Bak esprime un’arte di relazione rivolta a comunità di persone più o meno consapevoli delle loro caratteristiche identitarie e a minoranze spesso dimenticate o represse. Nel corso di visite e lunghi soggiorni all’interno delle comunità di volta in volta prescelte, Bak costruisce relazioni interindividuali votate a generare consapevolezza dell’utilità sociale di persone e gruppi.
Mediante la condivisione del quotidiano, lo studio del territorio, l’analisi dei legami sociali, della cultura, delle tradizioni e dell’organizzazione economica, Bak si cala nel ruolo di agitatore sociale proponendosi come coscienza critica in grado di produrre consapevolezza politica nei suoi interlocutori. Ne scaturiscono ritratti collettivi colti da un punto di vista eccentrico, spesso basato sulla ricerca di mitologie individuali, in un ostinato tentativo di serbare tracce e di preservare la memoria. Non è un caso che Bak abbia lavorato come allieva di Christian Boltanski all’Ecole Nationale des Beaux-Arts di Parigi.
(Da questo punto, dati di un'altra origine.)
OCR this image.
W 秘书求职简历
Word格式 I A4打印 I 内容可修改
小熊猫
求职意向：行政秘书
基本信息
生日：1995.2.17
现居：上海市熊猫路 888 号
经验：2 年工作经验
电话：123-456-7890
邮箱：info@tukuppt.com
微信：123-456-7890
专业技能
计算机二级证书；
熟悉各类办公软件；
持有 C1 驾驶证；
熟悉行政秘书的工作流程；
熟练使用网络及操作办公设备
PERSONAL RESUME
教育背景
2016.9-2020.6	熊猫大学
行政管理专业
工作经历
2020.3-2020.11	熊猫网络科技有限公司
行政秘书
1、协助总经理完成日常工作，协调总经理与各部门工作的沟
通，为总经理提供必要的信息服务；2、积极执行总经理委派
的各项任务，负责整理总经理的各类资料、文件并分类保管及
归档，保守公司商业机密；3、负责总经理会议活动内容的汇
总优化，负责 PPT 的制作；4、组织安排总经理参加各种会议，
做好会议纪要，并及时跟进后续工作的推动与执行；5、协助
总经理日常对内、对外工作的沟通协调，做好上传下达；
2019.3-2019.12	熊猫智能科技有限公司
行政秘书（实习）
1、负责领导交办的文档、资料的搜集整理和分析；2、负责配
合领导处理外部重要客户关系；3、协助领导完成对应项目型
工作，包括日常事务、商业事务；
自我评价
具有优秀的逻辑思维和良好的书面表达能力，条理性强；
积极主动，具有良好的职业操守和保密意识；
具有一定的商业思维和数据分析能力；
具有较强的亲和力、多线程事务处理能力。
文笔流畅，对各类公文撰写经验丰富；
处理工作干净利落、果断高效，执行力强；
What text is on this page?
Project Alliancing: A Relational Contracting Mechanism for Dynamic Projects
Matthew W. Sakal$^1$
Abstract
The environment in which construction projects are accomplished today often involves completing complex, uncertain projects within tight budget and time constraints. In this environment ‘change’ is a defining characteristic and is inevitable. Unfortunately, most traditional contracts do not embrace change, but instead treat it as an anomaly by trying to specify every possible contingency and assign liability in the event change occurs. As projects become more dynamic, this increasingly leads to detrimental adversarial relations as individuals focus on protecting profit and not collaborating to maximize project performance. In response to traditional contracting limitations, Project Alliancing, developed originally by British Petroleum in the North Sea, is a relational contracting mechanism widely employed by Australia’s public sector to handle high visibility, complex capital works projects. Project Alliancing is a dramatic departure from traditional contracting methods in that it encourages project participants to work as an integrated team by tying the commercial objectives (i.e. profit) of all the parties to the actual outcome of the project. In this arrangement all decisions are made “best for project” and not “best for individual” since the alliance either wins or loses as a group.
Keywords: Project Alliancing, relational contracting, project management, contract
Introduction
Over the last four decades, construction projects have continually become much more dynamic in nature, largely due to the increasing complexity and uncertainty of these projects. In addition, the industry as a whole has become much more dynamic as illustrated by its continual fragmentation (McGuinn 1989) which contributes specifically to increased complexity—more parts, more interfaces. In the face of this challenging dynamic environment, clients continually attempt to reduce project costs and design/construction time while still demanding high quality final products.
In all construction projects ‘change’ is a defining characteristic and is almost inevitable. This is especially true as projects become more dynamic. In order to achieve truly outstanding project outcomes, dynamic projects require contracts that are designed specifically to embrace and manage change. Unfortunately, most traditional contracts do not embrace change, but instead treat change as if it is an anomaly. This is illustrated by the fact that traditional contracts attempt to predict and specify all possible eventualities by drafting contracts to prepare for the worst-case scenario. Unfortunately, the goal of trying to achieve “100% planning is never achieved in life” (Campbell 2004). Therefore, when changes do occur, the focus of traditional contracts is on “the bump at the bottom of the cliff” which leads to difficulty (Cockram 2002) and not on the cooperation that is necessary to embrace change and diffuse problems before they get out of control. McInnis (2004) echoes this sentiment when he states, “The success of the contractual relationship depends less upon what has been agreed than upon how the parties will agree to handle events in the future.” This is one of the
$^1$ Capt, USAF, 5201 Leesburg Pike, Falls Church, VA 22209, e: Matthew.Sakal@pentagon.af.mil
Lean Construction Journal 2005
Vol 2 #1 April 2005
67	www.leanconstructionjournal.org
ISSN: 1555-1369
Bertille Bak interviene con opere video, installazioni, tessuti e performance che amplificano l’esperienza delle singole comunità rendendole messaggi universali. La sua personale rappresentazione del reale sfiora ma nel contempo evita la dimensione utopica, così come non arriva a concretizzarsi in una visione politicamente programmatica. Curiosità antropologica, impegno sociale, attivismo politico e soprattutto un uso civico e non romantico del sentimento della nostalgia producono una interpretazione intermedia della realtà volta ad affermare la possibilità di pensare e definire mondi diversi, che è possibile immaginare meccanismi sociali alternativi seguendo pratiche vicine più alla decostruzione e alla conseguente ricostruzione del reale che non al sogno e all’utopia.